Daily Recap: June 15, 2009
First of all: Congratulations recent college graduates. Welcome to a world full of (seemingly unavailable) opportunities!
I'm sorry, that was harsh.
Still, the University of Oregon's ceremony for the geography and anthropology departments had a wonderfully apocalyptic keynote speaker telling everyone the skills they earned during four years of tuition-giving are for jobs not yet created, and that there are no guarantees of gainful employment right now -- but good luck anyway! I laughed for my graduating friend.
As far as Silicon Sasquatch goes we're back on track this week with our lovely Daily Recaps, and we'll actually get around to posting additional content over the next few days.
Doug's preparing a wonderful beginner's guide to sports games, which is something I've always wanted to read considering my inability to get into the genre. I'll be working on a review for Saints Row 2 and I can't say enough good things about it from the in-depth customization to the spraying of public property with fecal matter.
Also, look for our impressions of the recently released Overlord II demo; as far as I can tell, controlling a horde of gremlin-sounding demons with a penchant for clubbing baby seals results in guilt-laden hilarity.
Monday's news = 1UP posts some hefty Project Natal rumors, Verizon steps onto GameTap's turf and Shigeru Miyamoto really wants to help you win at gaming.

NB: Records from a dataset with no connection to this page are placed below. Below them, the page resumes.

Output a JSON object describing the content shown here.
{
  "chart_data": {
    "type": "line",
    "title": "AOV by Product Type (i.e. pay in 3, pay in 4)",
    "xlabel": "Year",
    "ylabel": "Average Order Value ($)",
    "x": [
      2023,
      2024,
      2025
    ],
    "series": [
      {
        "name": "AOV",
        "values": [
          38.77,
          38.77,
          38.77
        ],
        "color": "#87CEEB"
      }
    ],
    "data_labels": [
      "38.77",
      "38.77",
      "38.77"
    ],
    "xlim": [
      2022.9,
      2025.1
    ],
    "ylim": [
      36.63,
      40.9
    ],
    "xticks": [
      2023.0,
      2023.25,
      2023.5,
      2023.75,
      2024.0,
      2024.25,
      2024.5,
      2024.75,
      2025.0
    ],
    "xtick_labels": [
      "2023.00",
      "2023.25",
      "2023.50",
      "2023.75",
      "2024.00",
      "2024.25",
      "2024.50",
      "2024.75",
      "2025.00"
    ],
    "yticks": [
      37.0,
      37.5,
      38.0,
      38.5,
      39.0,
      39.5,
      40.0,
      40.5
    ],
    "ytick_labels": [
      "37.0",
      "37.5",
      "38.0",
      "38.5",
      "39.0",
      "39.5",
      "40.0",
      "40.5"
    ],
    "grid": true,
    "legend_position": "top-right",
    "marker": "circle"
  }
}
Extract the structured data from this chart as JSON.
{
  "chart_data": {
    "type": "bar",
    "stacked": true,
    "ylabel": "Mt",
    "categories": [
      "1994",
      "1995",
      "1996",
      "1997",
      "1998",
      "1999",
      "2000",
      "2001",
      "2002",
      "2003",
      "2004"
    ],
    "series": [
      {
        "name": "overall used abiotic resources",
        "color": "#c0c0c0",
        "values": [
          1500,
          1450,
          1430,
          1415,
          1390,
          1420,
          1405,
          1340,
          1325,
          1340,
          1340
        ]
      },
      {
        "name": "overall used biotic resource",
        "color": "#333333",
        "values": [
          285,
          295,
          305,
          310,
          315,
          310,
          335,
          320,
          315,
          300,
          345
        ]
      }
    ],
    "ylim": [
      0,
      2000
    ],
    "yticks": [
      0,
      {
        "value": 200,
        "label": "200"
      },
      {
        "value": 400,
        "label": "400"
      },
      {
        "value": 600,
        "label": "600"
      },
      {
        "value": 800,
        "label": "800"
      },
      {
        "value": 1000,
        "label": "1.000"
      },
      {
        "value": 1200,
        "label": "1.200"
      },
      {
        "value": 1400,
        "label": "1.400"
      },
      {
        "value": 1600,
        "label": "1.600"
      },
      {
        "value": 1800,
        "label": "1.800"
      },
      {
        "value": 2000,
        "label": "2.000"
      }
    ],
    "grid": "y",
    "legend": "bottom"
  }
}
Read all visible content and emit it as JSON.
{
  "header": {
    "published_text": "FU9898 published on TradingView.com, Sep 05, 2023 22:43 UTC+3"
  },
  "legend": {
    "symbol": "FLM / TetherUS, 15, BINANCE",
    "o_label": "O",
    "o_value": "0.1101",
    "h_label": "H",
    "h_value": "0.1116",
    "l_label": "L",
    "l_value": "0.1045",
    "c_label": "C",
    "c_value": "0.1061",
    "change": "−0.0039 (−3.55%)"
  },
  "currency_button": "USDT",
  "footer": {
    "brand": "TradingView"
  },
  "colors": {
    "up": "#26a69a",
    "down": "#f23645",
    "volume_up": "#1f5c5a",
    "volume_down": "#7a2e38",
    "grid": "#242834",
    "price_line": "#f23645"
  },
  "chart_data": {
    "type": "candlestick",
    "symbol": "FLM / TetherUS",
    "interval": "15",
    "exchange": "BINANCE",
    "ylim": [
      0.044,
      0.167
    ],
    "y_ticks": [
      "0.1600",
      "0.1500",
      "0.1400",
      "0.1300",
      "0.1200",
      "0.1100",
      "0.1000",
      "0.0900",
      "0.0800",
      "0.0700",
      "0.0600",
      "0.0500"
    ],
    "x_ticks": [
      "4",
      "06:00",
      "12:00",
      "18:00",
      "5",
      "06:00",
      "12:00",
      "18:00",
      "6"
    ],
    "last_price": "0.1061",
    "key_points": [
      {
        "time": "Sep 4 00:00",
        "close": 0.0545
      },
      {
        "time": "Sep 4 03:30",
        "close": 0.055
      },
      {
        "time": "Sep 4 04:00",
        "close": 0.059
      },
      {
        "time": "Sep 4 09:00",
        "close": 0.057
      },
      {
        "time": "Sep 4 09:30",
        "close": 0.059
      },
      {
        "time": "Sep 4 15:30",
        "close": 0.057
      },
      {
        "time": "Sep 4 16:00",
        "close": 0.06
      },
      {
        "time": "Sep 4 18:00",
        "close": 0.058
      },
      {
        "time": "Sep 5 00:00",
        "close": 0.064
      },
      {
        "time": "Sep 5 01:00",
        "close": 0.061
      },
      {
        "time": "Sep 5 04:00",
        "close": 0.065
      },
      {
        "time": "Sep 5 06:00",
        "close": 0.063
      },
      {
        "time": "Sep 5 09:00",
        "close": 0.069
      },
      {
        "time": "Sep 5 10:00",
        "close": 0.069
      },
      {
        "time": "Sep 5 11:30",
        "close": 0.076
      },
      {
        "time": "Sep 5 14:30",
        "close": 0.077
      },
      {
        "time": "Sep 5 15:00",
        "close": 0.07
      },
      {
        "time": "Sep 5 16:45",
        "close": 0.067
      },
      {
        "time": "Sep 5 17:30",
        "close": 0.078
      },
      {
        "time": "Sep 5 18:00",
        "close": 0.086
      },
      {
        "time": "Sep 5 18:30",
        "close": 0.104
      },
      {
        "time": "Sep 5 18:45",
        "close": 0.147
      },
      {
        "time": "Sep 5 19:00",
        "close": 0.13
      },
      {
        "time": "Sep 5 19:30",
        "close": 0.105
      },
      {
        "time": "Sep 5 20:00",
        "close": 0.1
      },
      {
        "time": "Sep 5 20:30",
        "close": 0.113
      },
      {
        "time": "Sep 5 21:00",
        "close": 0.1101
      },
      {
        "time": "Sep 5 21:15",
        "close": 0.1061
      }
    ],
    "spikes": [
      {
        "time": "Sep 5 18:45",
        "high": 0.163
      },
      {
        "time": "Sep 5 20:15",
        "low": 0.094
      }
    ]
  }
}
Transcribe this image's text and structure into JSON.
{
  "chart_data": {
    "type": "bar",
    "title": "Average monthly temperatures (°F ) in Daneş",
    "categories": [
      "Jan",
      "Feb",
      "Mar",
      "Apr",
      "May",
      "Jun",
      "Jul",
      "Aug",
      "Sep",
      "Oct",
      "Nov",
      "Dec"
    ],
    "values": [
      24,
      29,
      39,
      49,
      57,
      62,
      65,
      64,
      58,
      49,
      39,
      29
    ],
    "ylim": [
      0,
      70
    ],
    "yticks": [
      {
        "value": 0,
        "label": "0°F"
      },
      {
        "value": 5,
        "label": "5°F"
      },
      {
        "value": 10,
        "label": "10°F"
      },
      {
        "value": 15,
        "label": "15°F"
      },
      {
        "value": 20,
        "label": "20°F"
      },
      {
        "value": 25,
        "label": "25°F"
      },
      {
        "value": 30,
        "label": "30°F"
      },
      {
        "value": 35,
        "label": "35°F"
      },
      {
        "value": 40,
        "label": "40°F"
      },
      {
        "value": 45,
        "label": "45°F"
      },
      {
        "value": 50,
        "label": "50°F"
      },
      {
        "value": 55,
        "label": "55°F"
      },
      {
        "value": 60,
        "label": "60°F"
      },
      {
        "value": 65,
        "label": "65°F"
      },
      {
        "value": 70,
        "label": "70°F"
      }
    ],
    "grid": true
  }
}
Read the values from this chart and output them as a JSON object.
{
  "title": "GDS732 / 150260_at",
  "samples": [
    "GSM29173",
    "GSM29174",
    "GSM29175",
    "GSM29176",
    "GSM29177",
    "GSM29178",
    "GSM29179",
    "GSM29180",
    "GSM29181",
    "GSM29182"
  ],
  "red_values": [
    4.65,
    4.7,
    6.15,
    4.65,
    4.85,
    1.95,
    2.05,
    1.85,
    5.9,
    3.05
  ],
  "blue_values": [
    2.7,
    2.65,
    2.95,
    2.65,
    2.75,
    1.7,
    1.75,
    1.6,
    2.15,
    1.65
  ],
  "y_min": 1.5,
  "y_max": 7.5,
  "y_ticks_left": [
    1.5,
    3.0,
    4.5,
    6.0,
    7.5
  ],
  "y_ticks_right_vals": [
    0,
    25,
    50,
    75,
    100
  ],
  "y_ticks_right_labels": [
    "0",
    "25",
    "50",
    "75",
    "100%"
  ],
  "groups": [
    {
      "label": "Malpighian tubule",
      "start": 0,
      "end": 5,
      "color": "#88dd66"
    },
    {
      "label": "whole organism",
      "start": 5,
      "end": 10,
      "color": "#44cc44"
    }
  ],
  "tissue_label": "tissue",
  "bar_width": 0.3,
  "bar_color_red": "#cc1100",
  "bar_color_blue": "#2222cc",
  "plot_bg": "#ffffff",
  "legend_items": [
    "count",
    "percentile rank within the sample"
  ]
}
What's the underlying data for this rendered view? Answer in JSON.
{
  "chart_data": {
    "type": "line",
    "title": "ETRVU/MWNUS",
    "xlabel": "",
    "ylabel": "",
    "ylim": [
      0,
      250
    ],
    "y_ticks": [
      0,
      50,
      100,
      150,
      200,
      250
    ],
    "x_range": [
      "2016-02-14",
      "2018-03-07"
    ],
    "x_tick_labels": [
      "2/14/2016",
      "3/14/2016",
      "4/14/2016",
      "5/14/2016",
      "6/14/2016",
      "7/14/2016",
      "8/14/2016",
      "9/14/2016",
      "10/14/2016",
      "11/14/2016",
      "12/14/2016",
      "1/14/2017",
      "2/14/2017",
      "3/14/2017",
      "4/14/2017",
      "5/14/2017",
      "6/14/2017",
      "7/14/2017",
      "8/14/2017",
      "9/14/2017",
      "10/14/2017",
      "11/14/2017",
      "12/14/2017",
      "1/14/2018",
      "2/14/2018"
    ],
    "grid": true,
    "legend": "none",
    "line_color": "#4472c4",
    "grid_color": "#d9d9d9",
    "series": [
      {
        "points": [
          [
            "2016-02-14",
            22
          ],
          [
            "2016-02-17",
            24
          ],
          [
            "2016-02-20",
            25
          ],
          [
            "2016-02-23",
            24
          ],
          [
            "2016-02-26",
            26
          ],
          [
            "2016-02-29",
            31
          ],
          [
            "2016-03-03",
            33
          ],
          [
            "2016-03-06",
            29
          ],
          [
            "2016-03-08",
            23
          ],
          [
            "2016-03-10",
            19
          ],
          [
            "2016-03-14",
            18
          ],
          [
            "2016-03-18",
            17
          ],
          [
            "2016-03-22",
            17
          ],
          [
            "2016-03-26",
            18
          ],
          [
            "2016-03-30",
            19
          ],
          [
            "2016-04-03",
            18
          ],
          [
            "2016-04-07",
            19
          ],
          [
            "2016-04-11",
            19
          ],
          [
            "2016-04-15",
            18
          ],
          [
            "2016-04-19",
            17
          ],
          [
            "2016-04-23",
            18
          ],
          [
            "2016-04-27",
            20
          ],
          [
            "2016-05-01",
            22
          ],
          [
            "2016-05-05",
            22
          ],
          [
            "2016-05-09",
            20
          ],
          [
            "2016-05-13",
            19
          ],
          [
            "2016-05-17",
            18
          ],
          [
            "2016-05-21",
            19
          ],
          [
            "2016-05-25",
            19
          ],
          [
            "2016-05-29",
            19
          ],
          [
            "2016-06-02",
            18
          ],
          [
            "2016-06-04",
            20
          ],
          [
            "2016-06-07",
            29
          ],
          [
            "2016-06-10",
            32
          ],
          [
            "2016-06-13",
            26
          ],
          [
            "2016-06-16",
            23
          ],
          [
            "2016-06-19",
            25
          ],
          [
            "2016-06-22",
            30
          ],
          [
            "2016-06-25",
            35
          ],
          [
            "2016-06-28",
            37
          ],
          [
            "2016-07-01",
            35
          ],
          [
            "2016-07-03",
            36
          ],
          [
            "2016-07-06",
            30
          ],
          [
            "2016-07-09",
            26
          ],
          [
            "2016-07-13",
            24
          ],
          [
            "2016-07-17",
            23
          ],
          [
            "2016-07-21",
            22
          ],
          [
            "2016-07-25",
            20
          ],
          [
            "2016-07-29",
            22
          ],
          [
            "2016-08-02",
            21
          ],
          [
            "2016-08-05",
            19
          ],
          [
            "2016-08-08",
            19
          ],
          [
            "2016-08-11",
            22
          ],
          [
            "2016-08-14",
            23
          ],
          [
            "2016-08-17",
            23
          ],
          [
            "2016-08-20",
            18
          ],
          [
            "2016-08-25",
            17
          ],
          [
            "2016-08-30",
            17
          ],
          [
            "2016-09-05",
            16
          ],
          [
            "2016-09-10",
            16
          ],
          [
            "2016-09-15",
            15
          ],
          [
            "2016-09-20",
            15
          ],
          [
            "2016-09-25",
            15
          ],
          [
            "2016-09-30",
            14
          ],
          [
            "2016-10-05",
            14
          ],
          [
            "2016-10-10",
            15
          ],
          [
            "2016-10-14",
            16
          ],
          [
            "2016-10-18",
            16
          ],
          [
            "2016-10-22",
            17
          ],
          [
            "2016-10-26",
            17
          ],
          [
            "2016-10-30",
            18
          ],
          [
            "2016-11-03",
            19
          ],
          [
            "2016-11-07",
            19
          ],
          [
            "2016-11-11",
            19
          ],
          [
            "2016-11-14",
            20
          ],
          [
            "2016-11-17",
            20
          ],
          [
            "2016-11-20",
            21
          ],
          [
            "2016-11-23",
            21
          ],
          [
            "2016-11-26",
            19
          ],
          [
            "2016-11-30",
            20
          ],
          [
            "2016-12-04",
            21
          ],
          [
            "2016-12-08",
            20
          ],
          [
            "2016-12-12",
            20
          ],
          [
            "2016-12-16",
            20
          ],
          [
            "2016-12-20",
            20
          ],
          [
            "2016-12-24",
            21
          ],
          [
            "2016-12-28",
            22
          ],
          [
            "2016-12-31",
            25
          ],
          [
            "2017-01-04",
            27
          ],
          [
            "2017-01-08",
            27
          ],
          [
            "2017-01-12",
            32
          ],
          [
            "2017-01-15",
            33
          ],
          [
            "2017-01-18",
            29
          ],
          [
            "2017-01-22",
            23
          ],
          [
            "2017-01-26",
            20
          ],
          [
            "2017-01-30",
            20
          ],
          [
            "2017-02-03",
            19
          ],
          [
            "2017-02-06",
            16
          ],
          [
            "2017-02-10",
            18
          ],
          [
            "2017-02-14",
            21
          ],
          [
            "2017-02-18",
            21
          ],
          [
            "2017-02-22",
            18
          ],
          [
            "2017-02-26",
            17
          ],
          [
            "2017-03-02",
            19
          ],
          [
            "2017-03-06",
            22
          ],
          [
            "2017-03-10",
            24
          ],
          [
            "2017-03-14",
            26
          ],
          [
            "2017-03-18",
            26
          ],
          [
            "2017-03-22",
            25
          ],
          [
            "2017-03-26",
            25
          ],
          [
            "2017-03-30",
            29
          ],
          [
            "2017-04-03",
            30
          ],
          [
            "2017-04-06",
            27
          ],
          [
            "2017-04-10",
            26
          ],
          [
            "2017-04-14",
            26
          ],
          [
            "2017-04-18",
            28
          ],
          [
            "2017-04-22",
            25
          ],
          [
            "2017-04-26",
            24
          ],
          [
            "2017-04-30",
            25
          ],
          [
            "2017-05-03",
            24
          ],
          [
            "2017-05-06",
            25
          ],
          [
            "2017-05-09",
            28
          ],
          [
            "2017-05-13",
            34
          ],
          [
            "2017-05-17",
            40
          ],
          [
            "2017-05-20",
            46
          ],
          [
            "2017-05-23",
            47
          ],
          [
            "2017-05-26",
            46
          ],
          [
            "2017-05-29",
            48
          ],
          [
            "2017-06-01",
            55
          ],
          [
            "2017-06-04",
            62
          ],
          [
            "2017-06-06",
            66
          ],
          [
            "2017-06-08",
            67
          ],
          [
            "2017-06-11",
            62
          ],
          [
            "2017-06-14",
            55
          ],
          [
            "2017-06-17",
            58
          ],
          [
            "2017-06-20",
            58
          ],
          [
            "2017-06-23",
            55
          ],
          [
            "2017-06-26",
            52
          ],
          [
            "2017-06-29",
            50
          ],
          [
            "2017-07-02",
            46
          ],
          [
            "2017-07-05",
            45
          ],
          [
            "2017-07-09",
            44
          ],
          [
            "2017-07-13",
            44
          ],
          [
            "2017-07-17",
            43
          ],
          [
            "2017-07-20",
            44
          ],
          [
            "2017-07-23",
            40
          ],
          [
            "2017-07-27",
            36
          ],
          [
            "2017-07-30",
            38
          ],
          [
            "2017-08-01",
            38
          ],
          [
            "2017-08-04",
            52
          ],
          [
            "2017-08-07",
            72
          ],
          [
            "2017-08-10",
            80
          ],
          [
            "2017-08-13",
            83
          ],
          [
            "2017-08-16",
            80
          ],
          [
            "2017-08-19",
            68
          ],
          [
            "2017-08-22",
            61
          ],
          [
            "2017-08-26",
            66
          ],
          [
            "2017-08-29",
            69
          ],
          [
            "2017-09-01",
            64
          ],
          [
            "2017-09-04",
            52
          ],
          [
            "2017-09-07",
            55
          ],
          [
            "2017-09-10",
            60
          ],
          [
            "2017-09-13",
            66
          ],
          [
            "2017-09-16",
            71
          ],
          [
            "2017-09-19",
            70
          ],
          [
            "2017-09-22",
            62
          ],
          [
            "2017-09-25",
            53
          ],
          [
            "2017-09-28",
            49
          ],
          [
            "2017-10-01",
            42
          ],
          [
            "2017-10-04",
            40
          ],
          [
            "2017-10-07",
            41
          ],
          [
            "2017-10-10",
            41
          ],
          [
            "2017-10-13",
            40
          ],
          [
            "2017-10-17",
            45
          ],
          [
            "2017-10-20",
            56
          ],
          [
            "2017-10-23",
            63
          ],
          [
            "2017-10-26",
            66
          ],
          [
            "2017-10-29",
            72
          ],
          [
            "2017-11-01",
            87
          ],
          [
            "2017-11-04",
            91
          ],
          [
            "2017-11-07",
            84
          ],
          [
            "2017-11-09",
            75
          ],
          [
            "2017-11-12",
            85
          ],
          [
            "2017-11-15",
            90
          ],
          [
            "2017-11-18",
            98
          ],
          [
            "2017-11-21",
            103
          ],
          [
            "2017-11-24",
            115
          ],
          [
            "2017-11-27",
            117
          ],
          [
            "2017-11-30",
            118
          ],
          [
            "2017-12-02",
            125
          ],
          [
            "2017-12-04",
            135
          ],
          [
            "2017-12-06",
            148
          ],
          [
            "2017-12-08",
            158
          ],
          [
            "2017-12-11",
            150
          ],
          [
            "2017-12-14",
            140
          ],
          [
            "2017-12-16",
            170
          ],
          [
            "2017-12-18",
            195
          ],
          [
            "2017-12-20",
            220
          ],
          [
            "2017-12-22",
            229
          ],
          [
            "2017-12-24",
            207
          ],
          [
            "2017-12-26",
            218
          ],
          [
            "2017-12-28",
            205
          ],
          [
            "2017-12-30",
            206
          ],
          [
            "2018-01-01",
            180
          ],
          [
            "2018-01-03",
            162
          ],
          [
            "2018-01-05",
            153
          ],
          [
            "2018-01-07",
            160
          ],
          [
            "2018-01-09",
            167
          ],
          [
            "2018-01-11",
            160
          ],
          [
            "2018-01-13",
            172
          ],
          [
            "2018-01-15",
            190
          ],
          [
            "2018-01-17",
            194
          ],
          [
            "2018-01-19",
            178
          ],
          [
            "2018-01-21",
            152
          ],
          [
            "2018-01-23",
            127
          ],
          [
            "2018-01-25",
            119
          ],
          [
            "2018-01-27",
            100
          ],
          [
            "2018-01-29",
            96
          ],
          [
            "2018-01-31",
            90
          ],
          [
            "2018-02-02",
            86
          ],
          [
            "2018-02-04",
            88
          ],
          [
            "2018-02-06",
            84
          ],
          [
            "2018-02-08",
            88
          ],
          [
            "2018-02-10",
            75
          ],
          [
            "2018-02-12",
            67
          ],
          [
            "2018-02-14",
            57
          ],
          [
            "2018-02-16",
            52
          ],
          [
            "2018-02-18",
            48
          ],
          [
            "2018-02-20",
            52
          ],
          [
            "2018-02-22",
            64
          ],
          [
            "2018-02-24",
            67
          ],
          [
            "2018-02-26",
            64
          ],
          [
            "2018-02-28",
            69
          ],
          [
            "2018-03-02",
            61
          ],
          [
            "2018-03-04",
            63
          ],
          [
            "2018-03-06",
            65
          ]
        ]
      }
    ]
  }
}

Microsoft's Natal hardware, demoed famously at E3 two weeks ago, is kind of the current poster child of gamedom. Sure, E3 2009 had a lot of fantastic announcements from all sorts of developers, publishers and console makers, but the media bees are certainly buzzing about the capabilities of the company's proprietary Xbox 360 camera.
Now 1UP has confidently posted significant (if proved to be true) rumors about Project Natal, believing that the camera is actually part of a "new" Xbox console package to be launched in the fall of 2010. However, as the post states, don't think of it as the Xbox 720, but more of what happened between the GameCube and Wii transition: similar hardware that can play the last generation's games while offering new ones with different control schemes and slightly better graphics. Something tells me this new Xbox will cost a bit more than the Wii's meager $250 asking price.
I've read a lot of postulations about Natal recently, but 1UP is really going all out here. The idea isn't extremely far fetched, but one would have to question Microsoft's methodology of extending the 360's life cycle -- which we know the company wants to do. Why continue to carve the gaming population into accessory-laden segments? Oh yeah: cash money.
It's bad enough with overpriced hard drives, and it was worse when there used to be Core, Pro and Elite models. If Microsoft does introduce a redesigned 360 to bundle with Natal, the price has to be competitive and the package can't alienate current 360 owners by offering too many upgrades to then negate the older model. Of course the company can do whatever it wants, but the backlash from gamers could be tremendous.
Apparently Verizon craves a slice of the deliciously profitable pie that is downloadable PC gaming, à la GameTap.
Joystiq has a story up unveiling that the telecommunications giant will soon be introducing a test program in New York, Rhode Island and Massachusetts to offer over 1,400 PC games for a $9.99 per month subscription fee. The games can be played online, likely through Verizon's own software, or can be downloaded directly to the computer. I'm sure users can expect some form of DRM considering the format.
Now that one big telecoms company is on the bandwagon, who'll be next?
It's been mentioned for a while, but now the truth finally comes out: Nintendo will be introducing a new feature in New Super Mario Bros. Wii that can finish difficult parts of the game for you. Shigeru Miyamoto seems to be spearheading this innovation, currently referred to as "demo play." The famed designer wants to attract people who give up on games after failing during trying portions of a title.
I truly support the idea, but it took a few minutes of deep pondering to come to that conclusion.
It's not that I'm worried "demo play" could take away from the experience of overcoming adversities -- after all, if someone wants to pay full price for a game to watch it be played, that's their own decision -- it's that I initially assumed this feature might turn games into a boring spectator sport where friends rent and "beat" a title on autopilot just to say they did. I'm already not a fan of videogames adopting cinematic cliché after cinematic cliché, so the idea of literally watching a game like a movie sounded off-putting.
However, I think "demo play" is a promising development for gaming as a whole. How many times have you or someone you know quit a game due to frustration? Maybe the option just being there will bring the more timid and inexperienced toward gaming, and as such the act will become even more socially acceptable.
Sure, the so-called hardcore can use this as flak to say you're not getting the most out of a difficult game if you let the computer do it for you, but I've always been more concerned with the experience of videogames and not high scores or bragging rights. A game's story, presentation, art style, music and a multitude of other things matter way more than if it's hard or easy enough. Even with achievements I only try to get the most points in games I care about and love, not solely just to have a bigger gamerscore than someone else.